Digital agencies for their part are beefing up their strategic offer by using digitally but also brand savvy people. That seems much less of a stretch. They are increasingly recognizing that the best digital campaigns work hand in hand with off-line activity, feeds off it in fact. Simple example – digital campaigns and assets (e.g. your web site) need content and that very often comes from the brand events (check out the Smirnoff Web site for and example of this). Digital agencies partnering with people with off-line skills seems an easier task for the simple reason that ego does not get in the way in the way it does with the Ad Agency. I may be a bit biased here but my experience of digital people is that they are more natural team players. I think there are two reasons for this. Firstly, technology is such that nobody has all the experts so you have to work with other specialist at some point. Secondly, digital people respect data and metrics. They will collaborate to get a result that can be measured.
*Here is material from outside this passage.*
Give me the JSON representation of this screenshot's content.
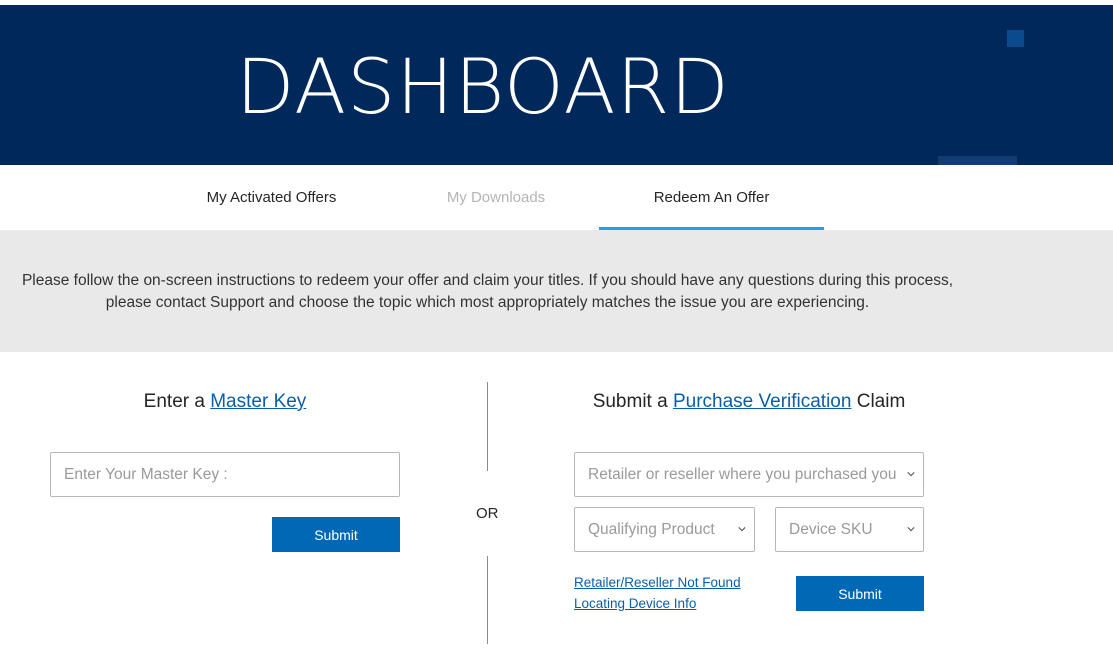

I was confirmed in my view about the inherent ego of Ad Agency people in a conversation I had recently with the head of really successful Ad Agency. I really respect this person and the agency but was interested when they told me about the new JV they were forming with digital “partners”. There was no doubt they saw them as junior partners, it was clear in the body language. “We know that increasingly this is what client’s want so we will make sure we are the ones that can give it to them”. They did not include the new partners in the ‘We”. I’m not blaming the old guard in Advertising  – this is how they were raised, to believe that they are, or should be, the clients lead advisors in all matters to do with marketing. They are not team players, they are team leaders.
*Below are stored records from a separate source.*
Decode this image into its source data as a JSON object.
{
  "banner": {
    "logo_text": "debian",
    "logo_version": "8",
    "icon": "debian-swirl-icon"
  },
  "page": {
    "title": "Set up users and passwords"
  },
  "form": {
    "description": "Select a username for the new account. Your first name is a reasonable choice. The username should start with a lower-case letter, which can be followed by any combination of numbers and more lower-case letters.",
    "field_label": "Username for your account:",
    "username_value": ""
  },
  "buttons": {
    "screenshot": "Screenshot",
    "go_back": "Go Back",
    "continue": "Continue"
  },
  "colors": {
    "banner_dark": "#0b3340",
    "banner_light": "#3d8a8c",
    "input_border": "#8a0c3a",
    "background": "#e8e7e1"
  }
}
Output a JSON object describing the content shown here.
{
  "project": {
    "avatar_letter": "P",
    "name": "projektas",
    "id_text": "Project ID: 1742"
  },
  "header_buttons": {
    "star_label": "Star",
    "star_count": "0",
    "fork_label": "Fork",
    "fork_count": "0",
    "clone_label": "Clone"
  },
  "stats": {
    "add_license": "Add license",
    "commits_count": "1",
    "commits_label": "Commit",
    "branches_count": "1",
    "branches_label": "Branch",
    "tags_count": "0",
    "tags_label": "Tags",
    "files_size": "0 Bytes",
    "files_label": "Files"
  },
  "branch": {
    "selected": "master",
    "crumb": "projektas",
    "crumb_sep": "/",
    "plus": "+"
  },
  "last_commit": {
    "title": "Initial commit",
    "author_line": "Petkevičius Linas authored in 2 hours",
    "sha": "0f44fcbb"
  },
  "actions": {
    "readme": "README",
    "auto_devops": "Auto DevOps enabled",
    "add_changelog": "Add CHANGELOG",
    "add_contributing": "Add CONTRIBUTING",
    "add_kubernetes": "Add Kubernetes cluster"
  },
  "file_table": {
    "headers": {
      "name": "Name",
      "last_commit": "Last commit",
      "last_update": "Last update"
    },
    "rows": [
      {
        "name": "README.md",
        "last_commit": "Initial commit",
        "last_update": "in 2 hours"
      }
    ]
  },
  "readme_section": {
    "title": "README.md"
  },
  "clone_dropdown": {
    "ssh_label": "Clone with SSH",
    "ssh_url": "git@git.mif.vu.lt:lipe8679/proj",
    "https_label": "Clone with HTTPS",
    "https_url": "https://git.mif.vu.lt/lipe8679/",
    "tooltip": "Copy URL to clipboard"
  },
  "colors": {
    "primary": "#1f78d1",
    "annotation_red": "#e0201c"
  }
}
Anyway a fascinating debate, who knows how it will all play out, almost certainly with all colours of the rainbow being offered in terms of agency models. At least that is what I used to think. The other night I had an epiphany. I think it was started by a debate Quirk had been having about what to call themselves (in the context of all this momentum to embrace more than just digital). They used to call themselves an “eMarketing Agency” which as it happened I and the CEO quite like but everyone else felt was very 90’s thinking. No-one really liked the alternative, “Digital Agency” for the reasons outlined above – they are moving on from this. So they have settled  – as have a few others – for “agency born digital” with some nice words about technology, creativity and results.
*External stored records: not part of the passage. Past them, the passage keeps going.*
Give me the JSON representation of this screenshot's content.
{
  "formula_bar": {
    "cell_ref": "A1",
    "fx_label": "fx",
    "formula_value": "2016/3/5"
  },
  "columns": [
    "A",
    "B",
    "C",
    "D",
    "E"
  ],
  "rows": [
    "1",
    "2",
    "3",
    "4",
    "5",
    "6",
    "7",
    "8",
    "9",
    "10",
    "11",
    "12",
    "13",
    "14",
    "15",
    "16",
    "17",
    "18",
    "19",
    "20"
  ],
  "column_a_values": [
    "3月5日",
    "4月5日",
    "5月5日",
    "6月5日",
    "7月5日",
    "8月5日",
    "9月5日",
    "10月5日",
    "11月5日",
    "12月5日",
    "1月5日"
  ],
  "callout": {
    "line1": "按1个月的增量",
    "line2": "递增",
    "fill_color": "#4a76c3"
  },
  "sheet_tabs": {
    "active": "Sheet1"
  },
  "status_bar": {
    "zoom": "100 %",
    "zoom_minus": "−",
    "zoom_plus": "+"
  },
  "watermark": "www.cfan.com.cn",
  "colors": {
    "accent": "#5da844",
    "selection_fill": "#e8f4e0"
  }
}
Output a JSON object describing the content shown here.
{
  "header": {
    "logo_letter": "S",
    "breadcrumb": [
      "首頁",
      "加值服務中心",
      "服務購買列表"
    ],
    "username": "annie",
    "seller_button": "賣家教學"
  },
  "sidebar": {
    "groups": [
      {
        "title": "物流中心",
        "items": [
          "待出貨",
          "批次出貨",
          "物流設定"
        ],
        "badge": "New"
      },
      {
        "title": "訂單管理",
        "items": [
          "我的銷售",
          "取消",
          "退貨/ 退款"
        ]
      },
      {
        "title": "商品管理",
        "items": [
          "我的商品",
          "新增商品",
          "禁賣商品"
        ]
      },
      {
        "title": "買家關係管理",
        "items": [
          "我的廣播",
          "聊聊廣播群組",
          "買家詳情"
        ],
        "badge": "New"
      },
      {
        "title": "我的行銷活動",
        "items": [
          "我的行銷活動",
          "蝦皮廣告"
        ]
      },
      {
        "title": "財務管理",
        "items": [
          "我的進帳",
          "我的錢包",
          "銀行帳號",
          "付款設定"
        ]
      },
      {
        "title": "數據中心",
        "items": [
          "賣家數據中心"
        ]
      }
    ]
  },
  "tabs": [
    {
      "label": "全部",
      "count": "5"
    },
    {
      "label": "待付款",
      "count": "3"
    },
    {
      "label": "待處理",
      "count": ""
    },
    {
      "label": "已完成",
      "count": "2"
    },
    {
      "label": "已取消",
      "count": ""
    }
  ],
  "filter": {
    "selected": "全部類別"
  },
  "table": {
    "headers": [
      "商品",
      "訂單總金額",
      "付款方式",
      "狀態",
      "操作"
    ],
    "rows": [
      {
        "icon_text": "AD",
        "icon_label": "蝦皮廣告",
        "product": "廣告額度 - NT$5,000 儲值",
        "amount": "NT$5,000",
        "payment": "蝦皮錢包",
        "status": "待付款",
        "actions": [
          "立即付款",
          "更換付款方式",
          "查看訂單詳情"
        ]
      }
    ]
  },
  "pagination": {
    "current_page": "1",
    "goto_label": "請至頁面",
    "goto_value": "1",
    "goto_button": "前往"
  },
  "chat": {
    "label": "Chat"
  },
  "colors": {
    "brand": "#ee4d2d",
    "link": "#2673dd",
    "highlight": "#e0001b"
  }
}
But that got me thinking. What does ‘born digital’ mean? How would you spot the difference between a conventional agency and an agency ‘born digital”? How do you spot the difference between me and someone much younger than me who was ‘born digital’. In the case of the agencies is it all the stuff I have been banging on about, in the case of people is it obvious things like age or habits? Well yes, but that’s not the real point

And then it hit me with blinding clarity. A conventional Ad Agency is founded on, and obsessed by, paid-for media with TV at its heart. An agency born digital is founded on and obsessed by earned media with social media at its heart.

The difference between me and my kids is that I grapple and play with social media, they live their lives through social media (and gaming in a social context).

Then it struck me that this fits with where brands are going. Advertising used to be called ‘truth well told’ and I have heard people like Dan Wieden talk about how great brands that have a great story to tell. Marketing is about writing and telling that story. But in today’s noisy media rich world, you don’t just tell the story, the brand must live it and in so doing it creates word of mouth that is amplified to global proportions (sometimes) through social media. In other words brands earn their media through what they do not just what they tell you.

The agency of the future will be agencies that are born digital and that value earned media over paid for media. Or as the guy from the Geek Squad says “Advertising is the tax you pay for having an unremarkable brand” i.e. a brand people want to make remarks about in social media.